Biserial Correlation:
The biserial correlation coefficient is used to measure the strength and direction of the relationship between a continuous variable (which can be dichotomous in nature) and a continuous variable. Here’s how it works with an example:
Example: Relationship between Exam Scores and Pass/Fail Status
Imagine you have a dataset where students either pass or fail an exam (dichotomous variable), and you also have their exam scores (continuous variable).
- Data Representation:
- Pass/Fail (Dichotomous Variable):
- Pass = 1
- Fail = 0
- Exam Scores (Continuous Variable): Numerical scores ranging from 0 to 100.
- Calculation of Biserial Correlation: Suppose the data for a sample of students looks like this: Student Exam Score Pass/Fail 1 85 Pass 2 60 Fail 3 75 Pass 4 40 Fail 5 95 Pass … … … To calculate the biserial correlation coefficient ( r_{pb} ):
- Convert Dichotomous Variable:
- Assign a numerical value to the dichotomous variable (e.g., Pass = 1, Fail = 0).
- Calculate Correlation:
- Use the formula:
[ r_{pb} = \frac{M_{1} – M_{0}}{s_{y}} \sqrt{\frac{n_{1} n_{0}}{n (n – 1)}} ] - Where:
- ( M_{1} ) and ( M_{0} ) are the means of the continuous variable for the groups defined by the dichotomous variable (e.g., mean exam scores for Pass and Fail groups).
- ( s_{y} ) is the standard deviation of the continuous variable.
- ( n_{1} ) and ( n_{0} ) are the frequencies of Pass and Fail groups, respectively.
- ( n ) is the total number of observations.
- Use the formula:
- Interpretation:
- The biserial correlation ( r_{pb} ) ranges from -1 to +1, where:
- ( r_{pb} > 0 ): Positive relationship (higher scores tend to be associated with Pass status).
- ( r_{pb} < 0 ): Negative relationship (lower scores tend to be associated with Pass status).

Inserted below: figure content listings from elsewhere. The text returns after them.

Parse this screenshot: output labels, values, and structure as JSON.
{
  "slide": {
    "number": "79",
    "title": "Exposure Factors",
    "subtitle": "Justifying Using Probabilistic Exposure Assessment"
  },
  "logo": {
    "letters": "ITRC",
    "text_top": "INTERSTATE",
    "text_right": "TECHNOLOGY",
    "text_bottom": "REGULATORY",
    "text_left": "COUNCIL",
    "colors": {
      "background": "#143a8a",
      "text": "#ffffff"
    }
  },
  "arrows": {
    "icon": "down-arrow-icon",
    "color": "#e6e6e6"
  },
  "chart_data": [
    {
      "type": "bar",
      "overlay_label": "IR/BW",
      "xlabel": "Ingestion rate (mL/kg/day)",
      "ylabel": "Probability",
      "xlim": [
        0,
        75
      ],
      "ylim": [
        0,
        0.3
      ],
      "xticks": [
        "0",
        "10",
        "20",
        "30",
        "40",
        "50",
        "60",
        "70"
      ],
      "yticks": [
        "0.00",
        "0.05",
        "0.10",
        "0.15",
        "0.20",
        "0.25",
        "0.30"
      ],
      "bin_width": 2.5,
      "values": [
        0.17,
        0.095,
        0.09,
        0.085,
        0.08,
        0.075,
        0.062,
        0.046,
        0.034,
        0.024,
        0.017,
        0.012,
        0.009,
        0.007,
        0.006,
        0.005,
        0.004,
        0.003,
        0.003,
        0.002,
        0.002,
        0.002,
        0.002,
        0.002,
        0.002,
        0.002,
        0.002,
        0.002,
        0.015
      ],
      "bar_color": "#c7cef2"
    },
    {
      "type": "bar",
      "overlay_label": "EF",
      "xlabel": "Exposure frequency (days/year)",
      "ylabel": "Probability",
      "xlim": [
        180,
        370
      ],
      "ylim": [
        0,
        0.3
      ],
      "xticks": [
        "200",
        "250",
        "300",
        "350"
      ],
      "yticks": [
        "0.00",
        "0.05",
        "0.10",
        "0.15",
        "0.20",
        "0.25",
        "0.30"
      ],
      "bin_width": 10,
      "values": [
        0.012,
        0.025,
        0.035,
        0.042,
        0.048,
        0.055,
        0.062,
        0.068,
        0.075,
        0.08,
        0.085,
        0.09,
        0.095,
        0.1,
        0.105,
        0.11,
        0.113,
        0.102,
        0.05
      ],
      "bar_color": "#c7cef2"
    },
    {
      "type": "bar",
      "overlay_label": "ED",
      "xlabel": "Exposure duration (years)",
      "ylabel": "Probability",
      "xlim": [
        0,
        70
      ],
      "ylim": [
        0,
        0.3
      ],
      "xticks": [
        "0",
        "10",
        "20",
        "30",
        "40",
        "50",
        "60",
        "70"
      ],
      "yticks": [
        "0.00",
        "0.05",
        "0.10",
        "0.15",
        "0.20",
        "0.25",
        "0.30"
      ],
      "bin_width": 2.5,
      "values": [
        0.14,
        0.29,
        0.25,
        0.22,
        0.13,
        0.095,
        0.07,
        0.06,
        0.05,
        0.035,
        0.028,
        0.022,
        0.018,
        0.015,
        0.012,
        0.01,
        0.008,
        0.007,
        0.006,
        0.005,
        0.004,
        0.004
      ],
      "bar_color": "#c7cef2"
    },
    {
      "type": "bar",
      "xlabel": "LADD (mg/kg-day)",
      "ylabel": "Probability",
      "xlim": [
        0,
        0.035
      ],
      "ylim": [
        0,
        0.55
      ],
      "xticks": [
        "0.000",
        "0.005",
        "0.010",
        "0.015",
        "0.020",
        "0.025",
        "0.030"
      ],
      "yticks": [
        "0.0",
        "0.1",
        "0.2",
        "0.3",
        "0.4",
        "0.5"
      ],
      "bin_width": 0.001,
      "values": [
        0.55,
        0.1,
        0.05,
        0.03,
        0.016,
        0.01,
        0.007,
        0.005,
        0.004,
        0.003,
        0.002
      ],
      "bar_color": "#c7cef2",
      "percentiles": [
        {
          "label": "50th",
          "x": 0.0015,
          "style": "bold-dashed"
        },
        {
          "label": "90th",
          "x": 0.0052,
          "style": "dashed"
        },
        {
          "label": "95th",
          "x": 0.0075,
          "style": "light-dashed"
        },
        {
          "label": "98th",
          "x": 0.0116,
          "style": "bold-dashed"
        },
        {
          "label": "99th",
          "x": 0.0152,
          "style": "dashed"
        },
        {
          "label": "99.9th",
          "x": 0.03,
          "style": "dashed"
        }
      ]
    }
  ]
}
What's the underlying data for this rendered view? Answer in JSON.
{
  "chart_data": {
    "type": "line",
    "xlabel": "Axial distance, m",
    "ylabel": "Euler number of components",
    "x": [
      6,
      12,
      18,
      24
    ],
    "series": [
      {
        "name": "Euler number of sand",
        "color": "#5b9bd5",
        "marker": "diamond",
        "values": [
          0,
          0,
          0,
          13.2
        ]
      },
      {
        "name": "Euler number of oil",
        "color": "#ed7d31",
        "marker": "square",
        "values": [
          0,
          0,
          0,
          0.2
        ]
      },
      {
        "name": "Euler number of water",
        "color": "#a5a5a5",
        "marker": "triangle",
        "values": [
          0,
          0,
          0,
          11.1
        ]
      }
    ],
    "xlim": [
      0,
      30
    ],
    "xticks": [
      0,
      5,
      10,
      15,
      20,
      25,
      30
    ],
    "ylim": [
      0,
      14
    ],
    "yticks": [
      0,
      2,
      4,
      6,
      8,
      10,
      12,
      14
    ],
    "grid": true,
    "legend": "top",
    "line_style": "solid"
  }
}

- ( |r_{pb}| ) closer to 1 indicates a stronger relationship.
Tetrachoric Correlation:
The tetrachoric correlation coefficient measures the strength and direction of the relationship between two dichotomous variables that are assumed to have an underlying bivariate normal distribution. Here’s an example to illustrate this concept:
Example: Relationship between Two Dichotomous Variables
Consider a dataset where you have two dichotomous variables, such as “smoking status” (Yes/No) and “lung cancer diagnosis” (Yes/No).
- Data Representation:
- Smoking Status (Variable A):
- Yes = 1
- No = 0
- Lung Cancer Diagnosis (Variable B):
- Yes = 1
- No = 0
- Calculation of Tetrachoric Correlation: Suppose you have data from a study: Patient Smoking Status Lung Cancer Diagnosis 1 Yes Yes 2 No No 3 Yes Yes 4 Yes No 5 No Yes … … … To calculate the tetrachoric correlation coefficient ( r_{t} ):
- Cross-Tabulation:
- Construct a 2×2 contingency table (cross-tabulation) showing the frequencies of the combinations of the two dichotomous variables. Lung Cancer Yes Lung Cancer No Smoking Yes ( n_{11} ) ( n_{10} ) Smoking No ( n_{01} ) ( n_{00} )
- Calculate Tetrachoric Correlation:
- Use statistical software or specialized tables for calculating the tetrachoric correlation, as it involves estimation using methods that consider the underlying bivariate normal distribution assumption.
- Interpretation:
- The tetrachoric correlation ( r_{t} ) ranges from -1 to +1, where:
- ( r_{t} > 0 ): Positive relationship (both variables tend to be either Yes or No together).
- ( r_{t} < 0 ): Negative relationship (one variable tends to be Yes while the other tends to be No).
- ( |r_{t}| ) closer to 1 indicates a stronger relationship between the two dichotomous variables.
Summary:
- Biserial Correlation is used for measuring relationships between a continuous variable and a dichotomous variable.
- Tetrachoric Correlation is used for measuring relationships between two dichotomous variables assumed to follow a bivariate normal distribution.
Both correlations provide insights into the strength and direction of associations between variables in different types of data scenarios.